To be eligible for IC-DISC status, a corporation must satisfy certain requirements:
- It must be a U.S. corporation.
- At least 95 percent of its foreign trading gross receipts for the tax year must be “qualified exports receipts” Qualified export receipts include receipts from sales, leases, or rental of export property (Section 993 [a]). It also includes gross receipts for services related to warranty, repair, or transportation of export property; engineering or architectural services from overseas projects; and interest on qualified export assets.
- The adjusted basis of its qualified export assets must be at least 95 percent of its total assets at the end of the tax year. Qualified export assets include accounts receivable, temporary investments, export property, assets used primarily in connection with the production of qualified export receipts, and loans to producers.
- It must have one class of stock with a minimum value (capital) of $2,500.
- It must elect in a timely manner to be treated as an IC-DISC for the current tax year.
- Certain personal holding companies and financial and insurance institutions as well as companies that are members of any controlled group of which an FSC is a member are ineligible to be treated as IC-DISCs.
2.1. How Does an IC-DISC Work?
Step 1: A U.S. exporter (or shareholder) forms a tax-exempt IC-DISC corporation.
Step 2: The U.S. exporter pays the IC-DISC commission.

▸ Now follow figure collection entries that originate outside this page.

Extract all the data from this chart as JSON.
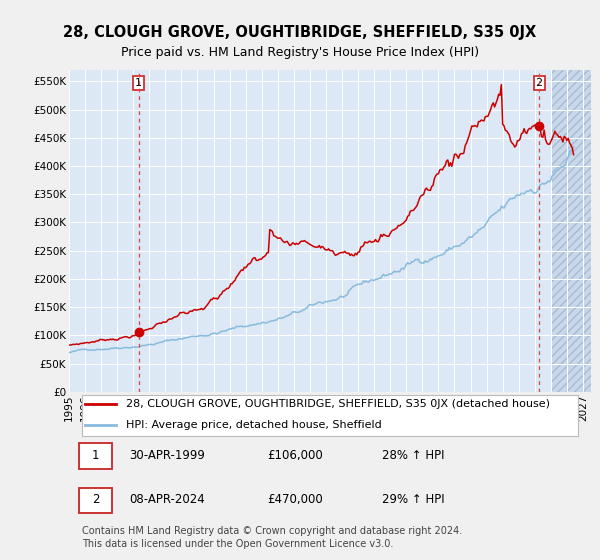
{
  "title": "28, CLOUGH GROVE, OUGHTIBRIDGE, SHEFFIELD, S35 0JX",
  "subtitle": "Price paid vs. HM Land Registry's House Price Index (HPI)",
  "fig_bg_color": "#f0f0f0",
  "plot_bg_color": "#dce8f5",
  "grid_color": "#ffffff",
  "hatch_area_color": "#c8d8ec",
  "red_line_color": "#cc0000",
  "blue_line_color": "#88bbdd",
  "marker_color": "#cc0000",
  "vline_color": "#dd4444",
  "ytick_labels": [
    "£0",
    "£50K",
    "£100K",
    "£150K",
    "£200K",
    "£250K",
    "£300K",
    "£350K",
    "£400K",
    "£450K",
    "£500K",
    "£550K"
  ],
  "ytick_values": [
    0,
    50000,
    100000,
    150000,
    200000,
    250000,
    300000,
    350000,
    400000,
    450000,
    500000,
    550000
  ],
  "ylim": [
    0,
    570000
  ],
  "xlim_start": 1995.0,
  "xlim_end": 2027.5,
  "xtick_years": [
    1995,
    1996,
    1997,
    1998,
    1999,
    2000,
    2001,
    2002,
    2003,
    2004,
    2005,
    2006,
    2007,
    2008,
    2009,
    2010,
    2011,
    2012,
    2013,
    2014,
    2015,
    2016,
    2017,
    2018,
    2019,
    2020,
    2021,
    2022,
    2023,
    2024,
    2025,
    2026,
    2027
  ],
  "marker1_x": 1999.33,
  "marker1_y": 106000,
  "marker2_x": 2024.27,
  "marker2_y": 470000,
  "hatch_start_x": 2025.0,
  "legend_entries": [
    "28, CLOUGH GROVE, OUGHTIBRIDGE, SHEFFIELD, S35 0JX (detached house)",
    "HPI: Average price, detached house, Sheffield"
  ],
  "annotation1_label": "1",
  "annotation2_label": "2",
  "table_rows": [
    {
      "num": "1",
      "date": "30-APR-1999",
      "price": "£106,000",
      "hpi": "28% ↑ HPI"
    },
    {
      "num": "2",
      "date": "08-APR-2024",
      "price": "£470,000",
      "hpi": "29% ↑ HPI"
    }
  ],
  "footer": "Contains HM Land Registry data © Crown copyright and database right 2024.\nThis data is licensed under the Open Government Licence v3.0.",
  "title_fontsize": 10.5,
  "subtitle_fontsize": 9,
  "tick_fontsize": 7.5,
  "legend_fontsize": 8,
  "table_fontsize": 8.5,
  "footer_fontsize": 7
}
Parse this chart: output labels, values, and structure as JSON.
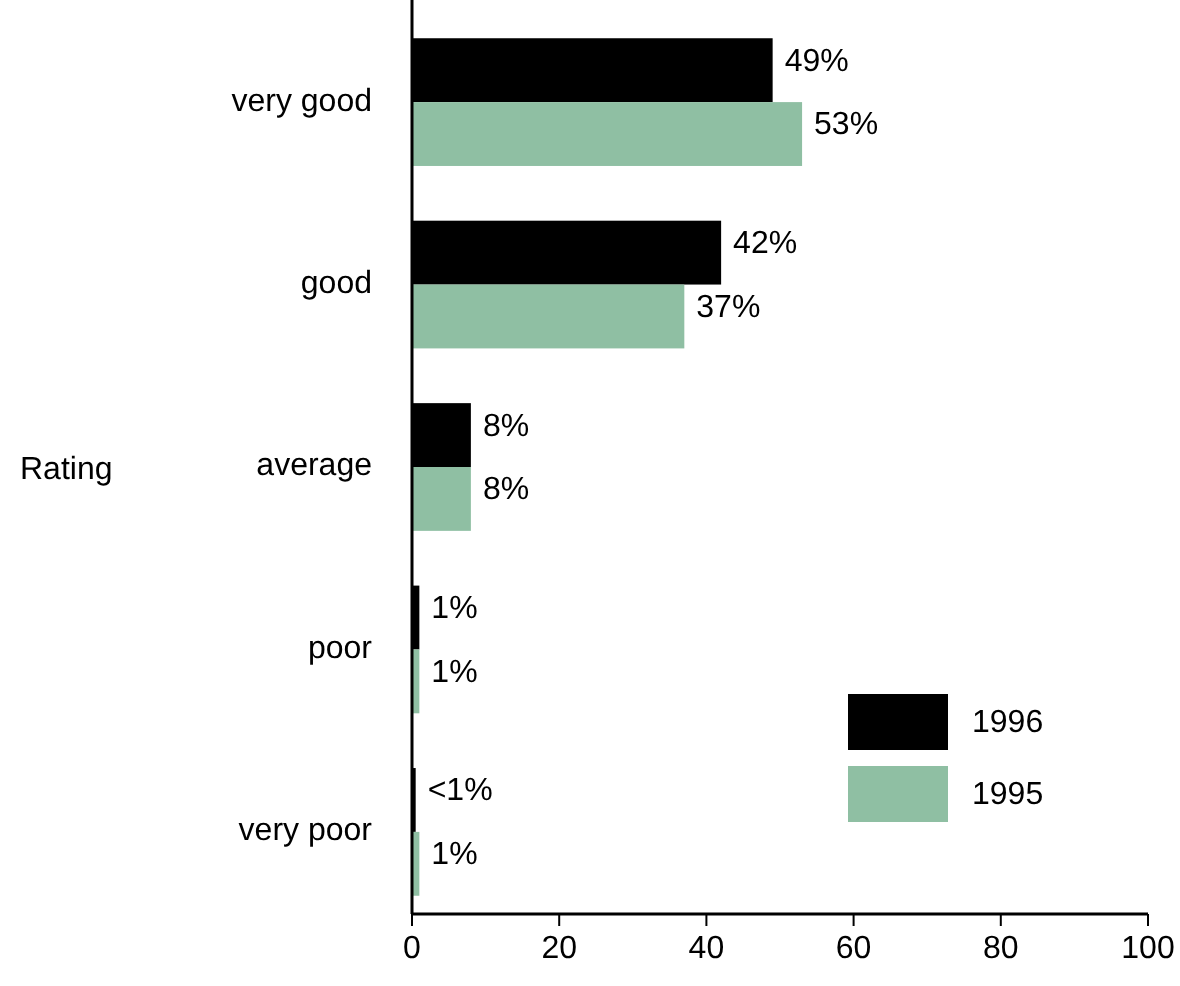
{
  "chart_data": {
    "type": "bar",
    "orientation": "horizontal",
    "ylabel": "Rating",
    "categories": [
      "very good",
      "good",
      "average",
      "poor",
      "very poor"
    ],
    "series": [
      {
        "name": "1996",
        "color": "#000000",
        "values": [
          49,
          42,
          8,
          1,
          0.5
        ],
        "value_labels": [
          "49%",
          "42%",
          "8%",
          "1%",
          "<1%"
        ]
      },
      {
        "name": "1995",
        "color": "#8fbfa3",
        "values": [
          53,
          37,
          8,
          1,
          1
        ],
        "value_labels": [
          "53%",
          "37%",
          "8%",
          "1%",
          "1%"
        ]
      }
    ],
    "xlim": [
      0,
      100
    ],
    "xticks": [
      0,
      20,
      40,
      60,
      80,
      100
    ],
    "legend": "bottom right"
  }
}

The allowable commission rate is the greater of either 50 percent of export net income or 4 percent of gross export income.
Step 3: The U.S. exporter deducts the commission paid to the IC-DISC from its income taxed at 35 percent (the IC-DISC pays no U.S. income tax on the commission income).
Step 4: When the IC-DISC pays dividend to its shareholders, the shareholders pay dividend income tax of 15 percent. (On income at IC-DISC, which is accumulated and untaxed, shareholders are required to pay interest.)
2.2. Tax Benefits of IC-DISC
- Reduced taxable income: The U.S. exporter pays an annual tax-deductible commission on its export sales to the IC-DISC. This reduces its taxable base at the corporate level by the commission paid to the IC-DISC.
- Increased dividend income to shareholders: The entire commission paid to the IC-DISC can then be distributed as a dividend at the end of taxable year. This payment could be subject to only a 15 percent individual dividend tax rate rather than the corporate tax rate of 35 percent.
- Deferral of IC-DISC incomefrom taxation: The IC-DISC is not subject to tax. However, its U.S. shareholders are subject to tax on deemed dividend distributions from the IC-DISC, which does not include income derived from the first $10 million of the IC-DISC’s qualified export receipts each year. Thus, the IC-DISC allows a U.S. shareholder to defer paying tax on income attributable to $10 million of export sales. The U.S. shareholder must, however, pay an interest charge on its IC-DISC earnings (deferred tax liability) until it is distributed (see Table 15.1).